The San Antonio Spurs are an enviable NBA franchise, having won five championships and six conference titles in seven years, and doing so without marquee players — i.e. the archetypal superstars of the league. Among those players key to the franchise was David Robinson, the center who helped the team win two of its titles, all the while accumulating numerous individual honors that helped cement his place in the Basketball Hall of Fame.

A big reason for his success in the NBA, and the success of the Spurs, is the way the team was built. During the recent EY Strategic Growth Forum, Robinson, who is also co-founder of the private equity firm Admiral Capital Group, discussed how leadership, research, and embracing diversity are central to assembling a strong team.

“It always starts at the top, right?” Robinson said during the Forum. “So you’ve got owners like Red McCombs, who I started off with as an owner, and then Peter Holt came in subsequently and took over. And then you’ve got leadership like Gregg Popovich and R.C. Buford, who — they just have vision. They go and search through the world and decided, ‘Hey, we’re going build our team the right way. We’re going to take our time. We’re going to bring guys in here. We’re going to trust them and we’re not going to panic when things don’t go the way we think they should go right away.”

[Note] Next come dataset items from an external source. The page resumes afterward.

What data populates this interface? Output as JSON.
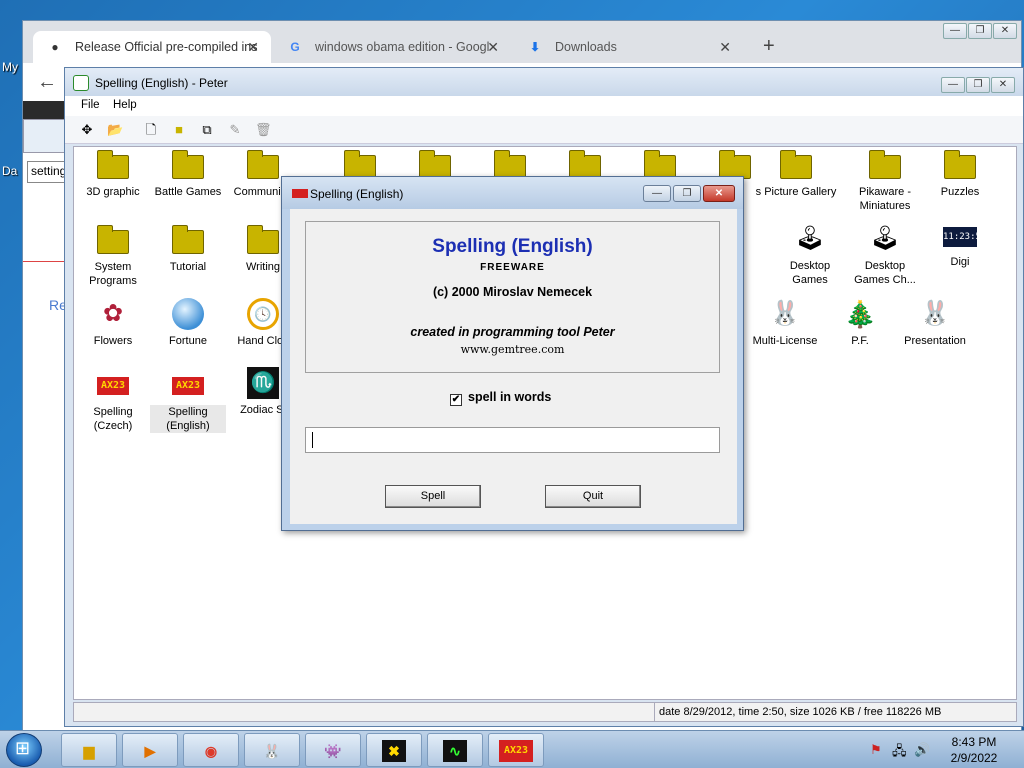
{
  "desktop": {
    "label_top": "My",
    "label_mid": "Da"
  },
  "chrome": {
    "tabs": [
      {
        "title": "Release Official pre-compiled ins",
        "icon": "github-icon"
      },
      {
        "title": "windows obama edition - Googl",
        "icon": "google-icon"
      },
      {
        "title": "Downloads",
        "icon": "download-icon"
      }
    ],
    "new_tab": "+",
    "close_glyph": "✕",
    "back_glyph": "←",
    "behind_input_value": "setting",
    "behind_link": "Re"
  },
  "peter": {
    "title": "Spelling (English) - Peter",
    "menu": {
      "file": "File",
      "help": "Help"
    },
    "icons": [
      {
        "label": "3D graphic",
        "kind": "folder"
      },
      {
        "label": "Battle Games",
        "kind": "folder"
      },
      {
        "label": "Communica",
        "kind": "folder"
      },
      {
        "label": "s Picture Gallery",
        "kind": "folder"
      },
      {
        "label": "Pikaware - Miniatures",
        "kind": "folder"
      },
      {
        "label": "Puzzles",
        "kind": "folder"
      },
      {
        "label": "System Programs",
        "kind": "folder"
      },
      {
        "label": "Tutorial",
        "kind": "folder"
      },
      {
        "label": "Writing",
        "kind": "folder"
      },
      {
        "label": "Desktop Games",
        "kind": "app"
      },
      {
        "label": "Desktop Games Ch...",
        "kind": "app"
      },
      {
        "label": "Digi",
        "kind": "digi",
        "display": "11:23:51"
      },
      {
        "label": "Flowers",
        "kind": "flower"
      },
      {
        "label": "Fortune",
        "kind": "ball"
      },
      {
        "label": "Hand Cloc",
        "kind": "clock"
      },
      {
        "label": "Multi-License",
        "kind": "bunny"
      },
      {
        "label": "P.F.",
        "kind": "tree"
      },
      {
        "label": "Presentation",
        "kind": "bunny"
      },
      {
        "label": "Spelling (Czech)",
        "kind": "ax23",
        "display": "AX23"
      },
      {
        "label": "Spelling (English)",
        "kind": "ax23",
        "display": "AX23"
      },
      {
        "label": "Zodiac Si",
        "kind": "zodiac"
      }
    ],
    "status": "date 8/29/2012, time 2:50, size 1026 KB / free 118226 MB"
  },
  "dialog": {
    "title": "Spelling (English)",
    "heading": "Spelling (English)",
    "license": "FREEWARE",
    "copyright": "(c) 2000 Miroslav Nemecek",
    "created_with": "created in programming tool Peter",
    "url": "www.gemtree.com",
    "checkbox_label": "spell in words",
    "checkbox_checked": true,
    "input_value": "",
    "spell_button": "Spell",
    "quit_button": "Quit"
  },
  "taskbar": {
    "time": "8:43 PM",
    "date": "2/9/2022",
    "items": [
      "explorer",
      "media-player",
      "chrome",
      "peter",
      "alien",
      "x-app",
      "oscilloscope",
      "ax23"
    ],
    "ax23_label": "AX23"
  }
}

Over the years, Robinson said, the Spurs leadership consistently made good decisions and showed great vision. Referencing two-time NBA All-Star shooting guard Manu Ginobili, who the Spurs selected late in the second round of the 1999 NBA Draft, and Tony Parker, the six-time NBA All-Star point guard selected late in the first round of the 2001 draft late in the first round, Robinson said the organization does its homework.

“And I think that’s just kind of counter-cultural to what’s happening now, you know? Everybody wants to go out and get free agents. Let’s put together three stars and let’s try to make a team,” he said. “So, you know the Spurs have taken the long route, and it’s worked.”

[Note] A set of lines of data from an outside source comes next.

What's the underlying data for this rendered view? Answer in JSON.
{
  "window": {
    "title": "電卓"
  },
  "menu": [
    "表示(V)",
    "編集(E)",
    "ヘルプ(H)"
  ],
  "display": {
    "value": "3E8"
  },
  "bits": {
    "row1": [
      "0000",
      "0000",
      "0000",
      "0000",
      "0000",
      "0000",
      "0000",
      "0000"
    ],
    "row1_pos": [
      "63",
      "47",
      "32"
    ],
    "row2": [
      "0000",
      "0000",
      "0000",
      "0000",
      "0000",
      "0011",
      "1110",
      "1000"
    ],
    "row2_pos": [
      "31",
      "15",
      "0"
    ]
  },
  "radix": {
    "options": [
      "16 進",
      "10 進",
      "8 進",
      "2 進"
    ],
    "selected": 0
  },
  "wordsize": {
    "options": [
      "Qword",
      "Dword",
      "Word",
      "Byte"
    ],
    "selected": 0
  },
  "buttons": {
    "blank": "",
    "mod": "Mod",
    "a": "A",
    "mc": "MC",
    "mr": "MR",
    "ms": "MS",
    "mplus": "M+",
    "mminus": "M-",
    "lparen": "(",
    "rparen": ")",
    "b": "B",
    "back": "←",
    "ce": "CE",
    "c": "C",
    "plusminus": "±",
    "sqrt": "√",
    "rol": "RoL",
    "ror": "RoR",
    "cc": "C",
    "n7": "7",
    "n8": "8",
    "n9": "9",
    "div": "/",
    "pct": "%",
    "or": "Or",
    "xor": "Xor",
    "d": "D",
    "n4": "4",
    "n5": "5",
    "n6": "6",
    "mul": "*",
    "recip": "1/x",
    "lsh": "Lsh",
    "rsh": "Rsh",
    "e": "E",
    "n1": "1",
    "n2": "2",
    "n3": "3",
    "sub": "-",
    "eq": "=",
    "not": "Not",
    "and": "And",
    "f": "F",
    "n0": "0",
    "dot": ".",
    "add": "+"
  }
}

Part of the organization’s success is predicated on its inclination to look globally for players. That means having a willingness to search broadly for the right fit. From Robinson’s perspective, it also means embracing diversity.

“I mean, first of all you’ve got to appreciate diversity. A lot of people don’t. A lot of people want to keep the same faces in there and the same coaching and the same everything.”

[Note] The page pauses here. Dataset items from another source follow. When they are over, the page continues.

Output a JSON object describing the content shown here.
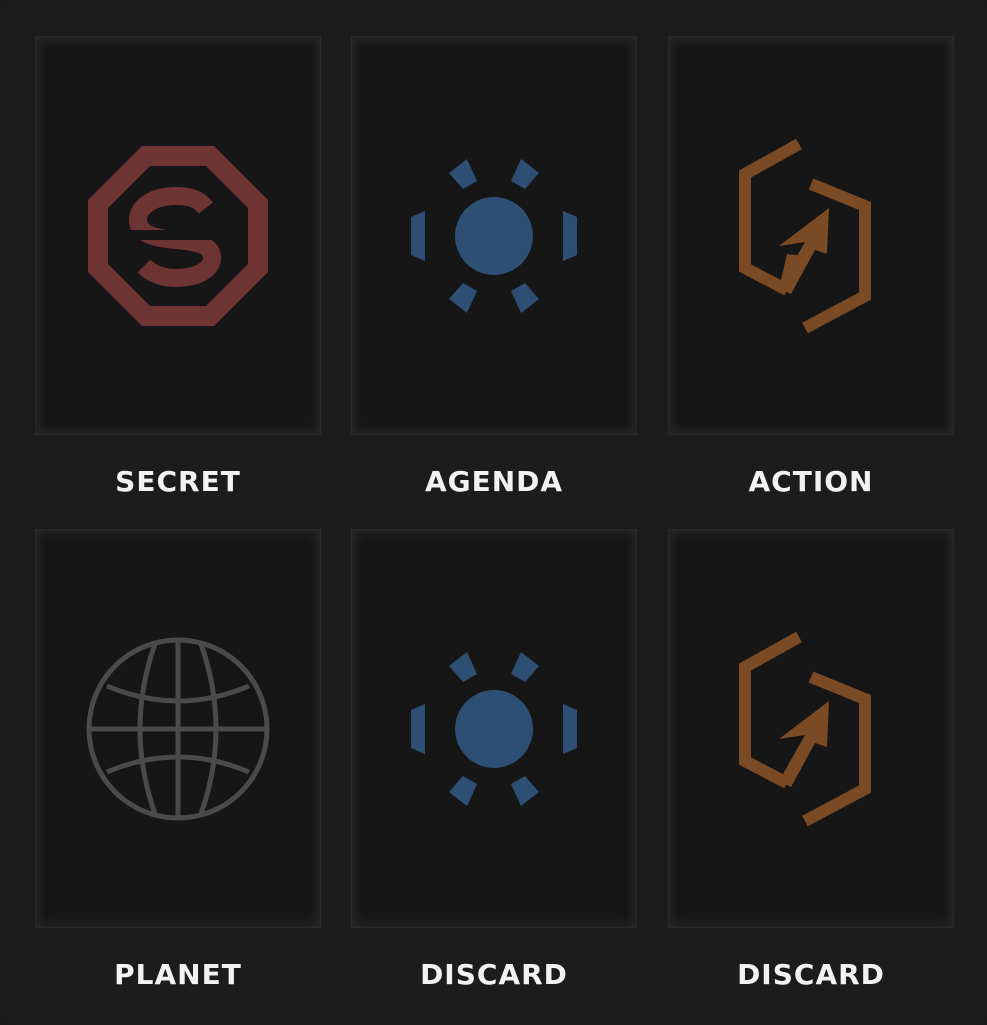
{
  "decks": [
    {
      "label": "SECRET",
      "icon": "secret-objective-icon",
      "color": "#6e3434"
    },
    {
      "label": "AGENDA",
      "icon": "agenda-icon",
      "color": "#2c4f73"
    },
    {
      "label": "ACTION",
      "icon": "action-icon",
      "color": "#7a4a24"
    },
    {
      "label": "PLANET",
      "icon": "planet-globe-icon",
      "color": "#4a4a4a"
    },
    {
      "label": "DISCARD",
      "icon": "agenda-icon",
      "color": "#2c4f73"
    },
    {
      "label": "DISCARD",
      "icon": "action-icon",
      "color": "#7a4a24"
    }
  ]
}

In some respects, he says diversity can be intimidating.

“You know, why take a chance?” Robinson said. “Why go out and get a piece that might not fit? But that piece brings such a different worldview to your organization, so I think that [Popovich] and [McCombs] really appreciate that.

“We’ve had guys from China. We’ve had guys … all over. I mean, Tim Duncan’s from St. Croix [Virgin Islands], Europeans, Australians. They’ve done a good job of bringing in all of that. We had a guy, Žarko Paspalj, from Yugoslavia.

“They have such a rich team, and I think it’s — everyone gets along so well, and everyone is focused on making each other better, and it really is a fantastic organization from top to bottom.”